と、もっともらしいことを書きつつも、リンダは全く興味無かった。むしろ僕の世代だと"What's New"って、ロマンティックさパロディ演出の代表曲、って感じじゃなかろうか。 
ドリフがクサいムーディを演出するとき、ぱっと照明が落ちてイントロで"What's New"がひとふし流れる。そんな定番の風景がイメージ浮かぶ。繰り返しギャグのお約束なほどに。 
従って80年代前半は中学生な自分にとり、リンダはむしろ仮想敵だった。スリルも先進性も無い保守本流の象徴だ、と。 

でもフルコーラス聴いて、リンダ(か、ネルソンの)狙いを、ようやく想像できる歳になった。チェット・ベイカーと同様にリンダは妙なフェイクやスキャットを入れない。あくまでポップ・ソングのアプローチでメロディを丁寧に歌う。 
リンダの歌はハイトーンまできっちり伸ばせるテクニックあるから、豪華さもより強調できた。 

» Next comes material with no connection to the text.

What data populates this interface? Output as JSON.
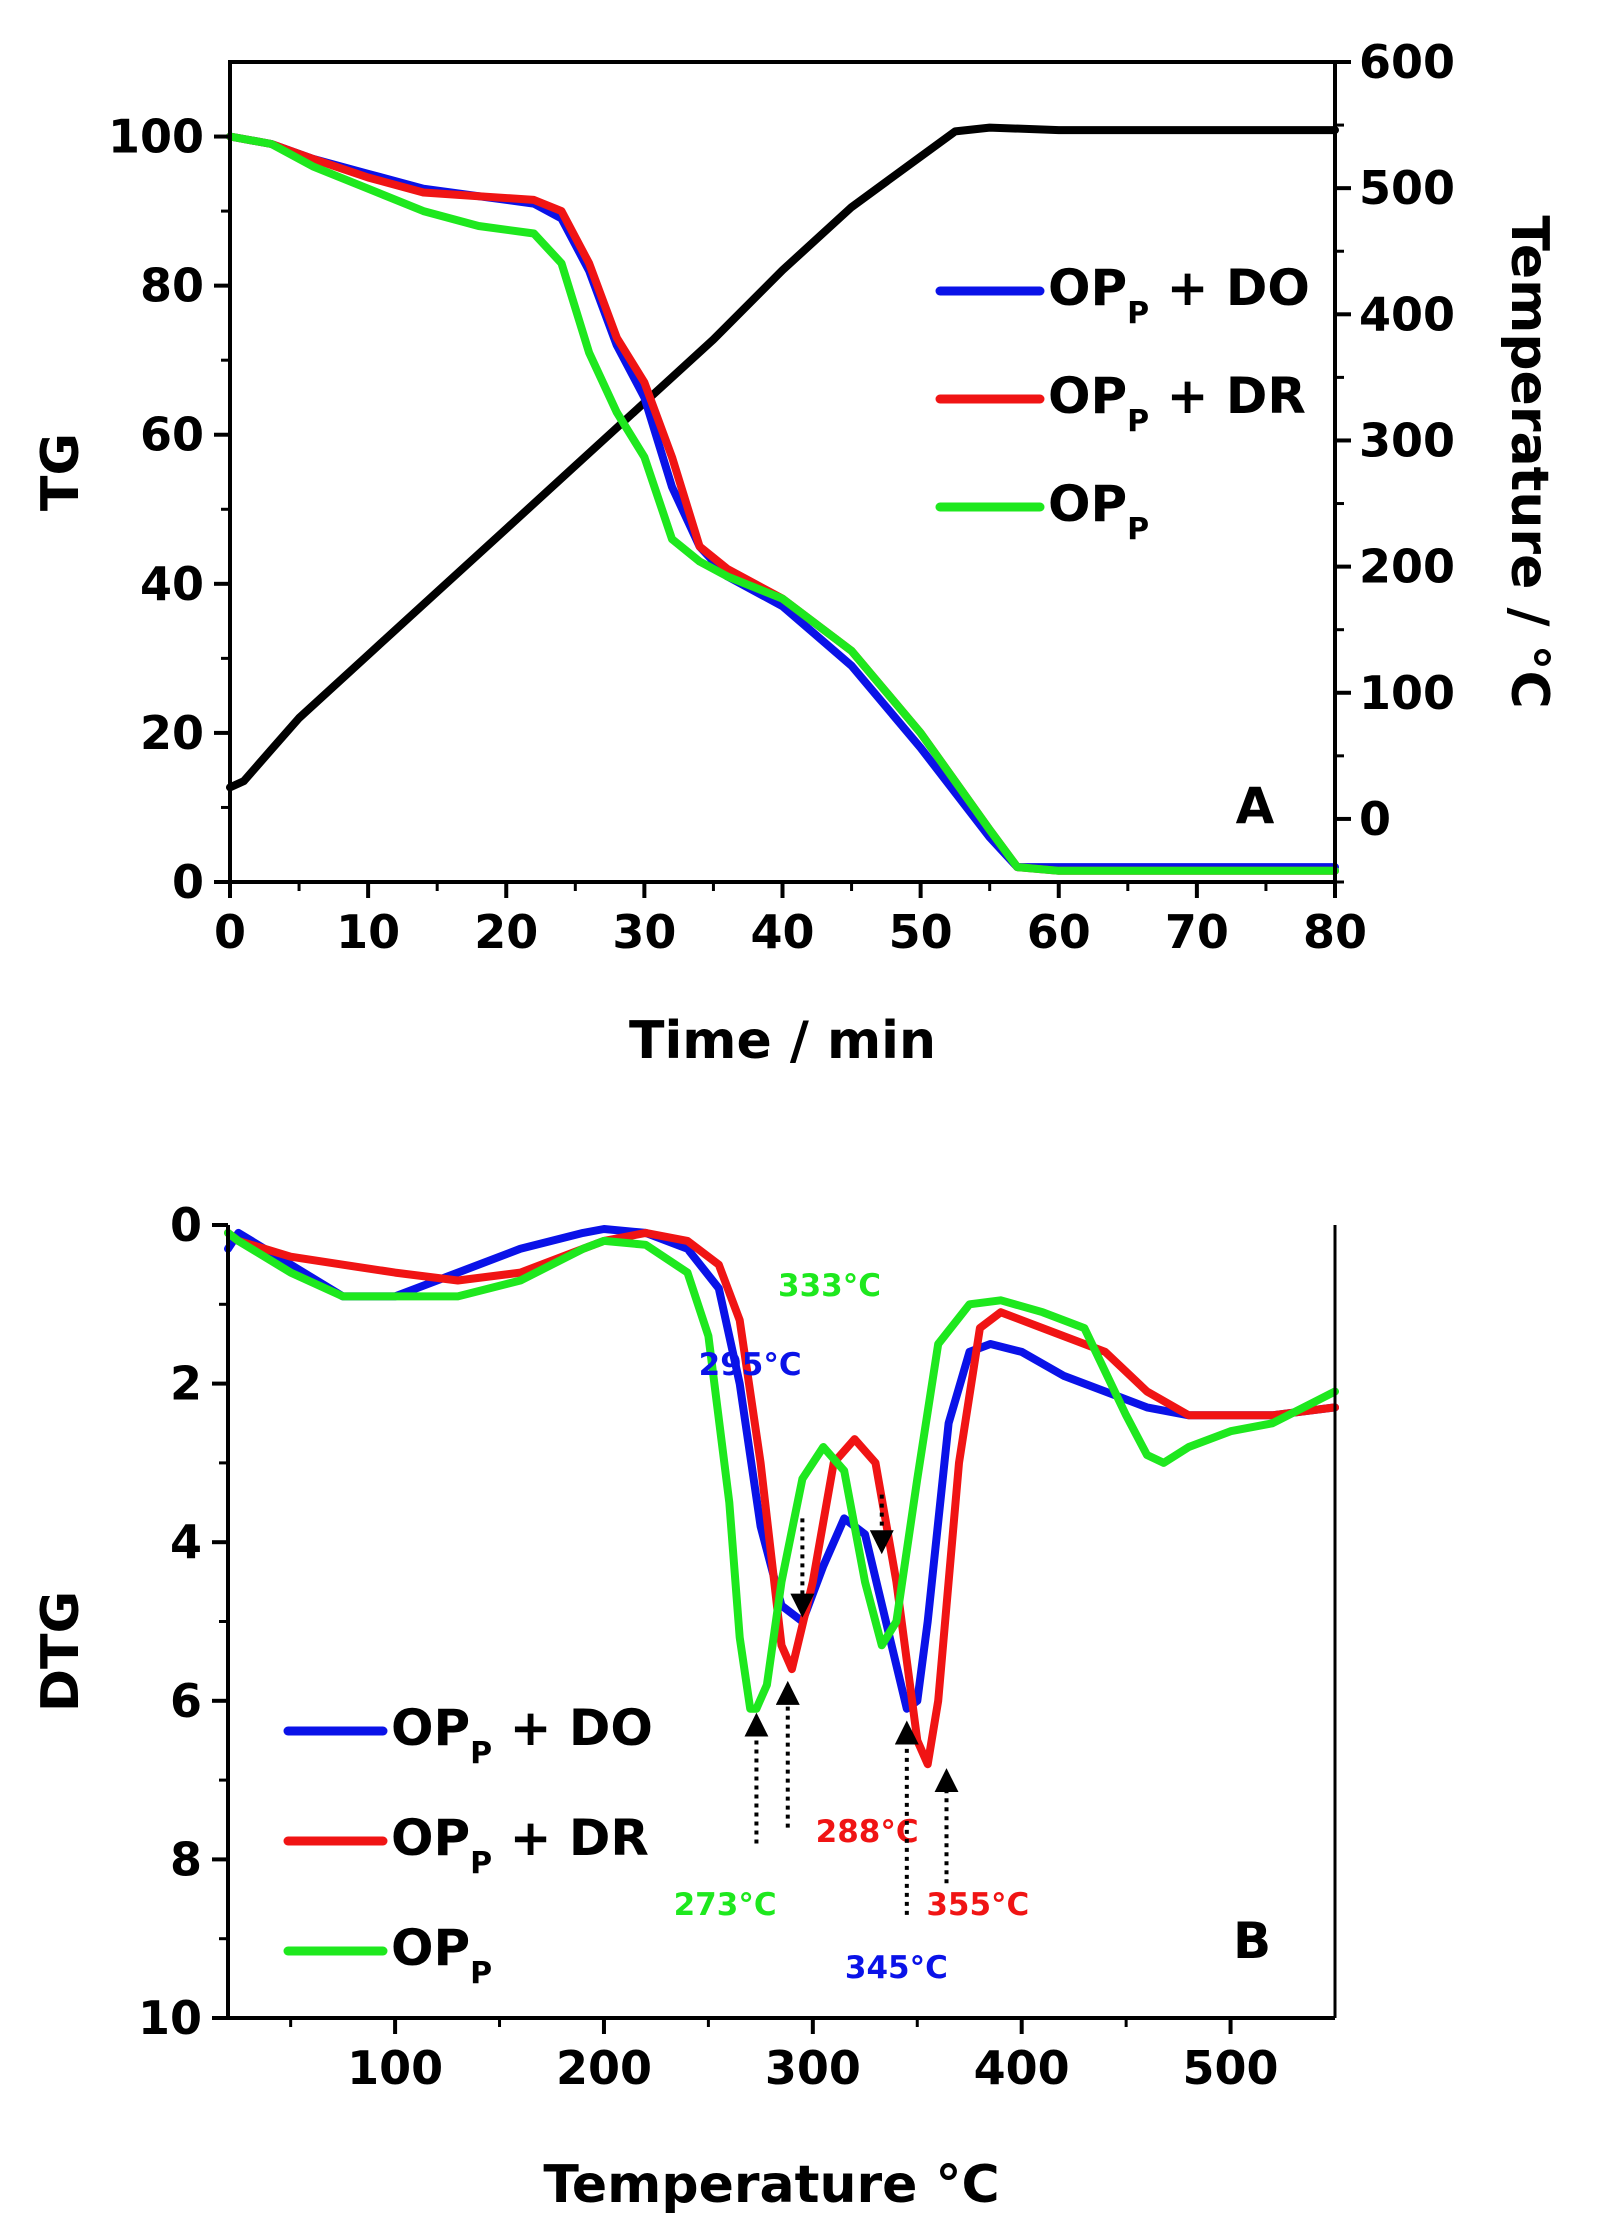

すなわちターゲットは、ゴージャスでノスタルジックな気分を味わいたい世代。アメリカ映画に出てくるような暖炉の前でソファに座って、「50年代は良かったのう」と飲み物片手に寛ぐオッサンの風景の演出が、ターゲットだったのか、と。要するに「ノーフューチャー」な奴らでなく、そいつらへ顔をしかめる人たちに、最初から向けていた音楽になる。 

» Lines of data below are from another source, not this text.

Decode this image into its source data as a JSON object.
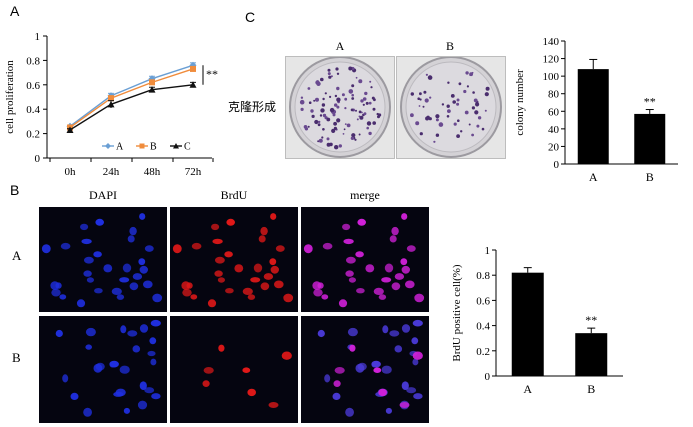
{
  "panels": {
    "a": "A",
    "b": "B",
    "c": "C"
  },
  "colony": {
    "label_cn": "克隆形成",
    "dishes": [
      {
        "label": "A",
        "colonies": 108
      },
      {
        "label": "B",
        "colonies": 57
      }
    ]
  },
  "brdu_panel": {
    "columns": [
      "DAPI",
      "BrdU",
      "merge"
    ],
    "rows": [
      "A",
      "B"
    ],
    "colors": {
      "dapi": "#1f2fe0",
      "brdu": "#e01818",
      "merge": "#d020d8"
    }
  },
  "chart_data": [
    {
      "type": "line",
      "ylabel": "cell proliferation",
      "xlabel": "",
      "categories": [
        "0h",
        "24h",
        "48h",
        "72h"
      ],
      "ylim": [
        0,
        1
      ],
      "yticks": [
        "0",
        "0.2",
        "0.4",
        "0.6",
        "0.8",
        "1"
      ],
      "grid": false,
      "legend": "bottom-right",
      "annotation": "**",
      "series": [
        {
          "name": "A",
          "values": [
            0.26,
            0.51,
            0.65,
            0.76
          ],
          "errors": [
            0.01,
            0.02,
            0.02,
            0.02
          ],
          "color": "#6a9fd4",
          "marker": "diamond"
        },
        {
          "name": "B",
          "values": [
            0.25,
            0.49,
            0.62,
            0.73
          ],
          "errors": [
            0.01,
            0.02,
            0.02,
            0.02
          ],
          "color": "#f08c3c",
          "marker": "square"
        },
        {
          "name": "C",
          "values": [
            0.23,
            0.44,
            0.56,
            0.6
          ],
          "errors": [
            0.01,
            0.03,
            0.02,
            0.02
          ],
          "color": "#111111",
          "marker": "triangle"
        }
      ]
    },
    {
      "type": "bar",
      "ylabel": "colony number",
      "xlabel": "",
      "categories": [
        "A",
        "B"
      ],
      "values": [
        108,
        57
      ],
      "errors": [
        11,
        5
      ],
      "ylim": [
        0,
        140
      ],
      "yticks": [
        "0",
        "20",
        "40",
        "60",
        "80",
        "100",
        "120",
        "140"
      ],
      "grid": false,
      "annotations": [
        "",
        "**"
      ]
    },
    {
      "type": "bar",
      "ylabel": "BrdU positive cell(%)",
      "xlabel": "",
      "categories": [
        "A",
        "B"
      ],
      "values": [
        0.82,
        0.34
      ],
      "errors": [
        0.04,
        0.04
      ],
      "ylim": [
        0,
        1
      ],
      "yticks": [
        "0",
        "0.2",
        "0.4",
        "0.6",
        "0.8",
        "1"
      ],
      "grid": false,
      "annotations": [
        "",
        "**"
      ]
    }
  ]
}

どっちかと言えば既にぼくは、当初ターゲットの位置に立ってしまってる。しかし改めて買う気には、まだならない。あと10年、待とう。まだまだ枯れないぜ。 
そもそもLPだと100円で転がってたはず。CDだと世代ズレてる分、むしろ見つけにくいかもな。 

Youtubeでアルバムのフル音源あるかと検索したら、意外なことに見つからない。超ヒットだったのに。でもこれこそが、「リンダのファンはYoutube見るような世代とは、ちょっと違う」って象徴なのかもな。 

ただ、こんなメドレーの映像設定はあった。BGMに聴いてるが、曲によってハイトーンのキンキン声が耳につく。BGMやAOR狙いだと寛ぎがいきなり中断されて戸惑う。ディナーショーだと、この伸びやかなシャウトは盛り上がると思うが。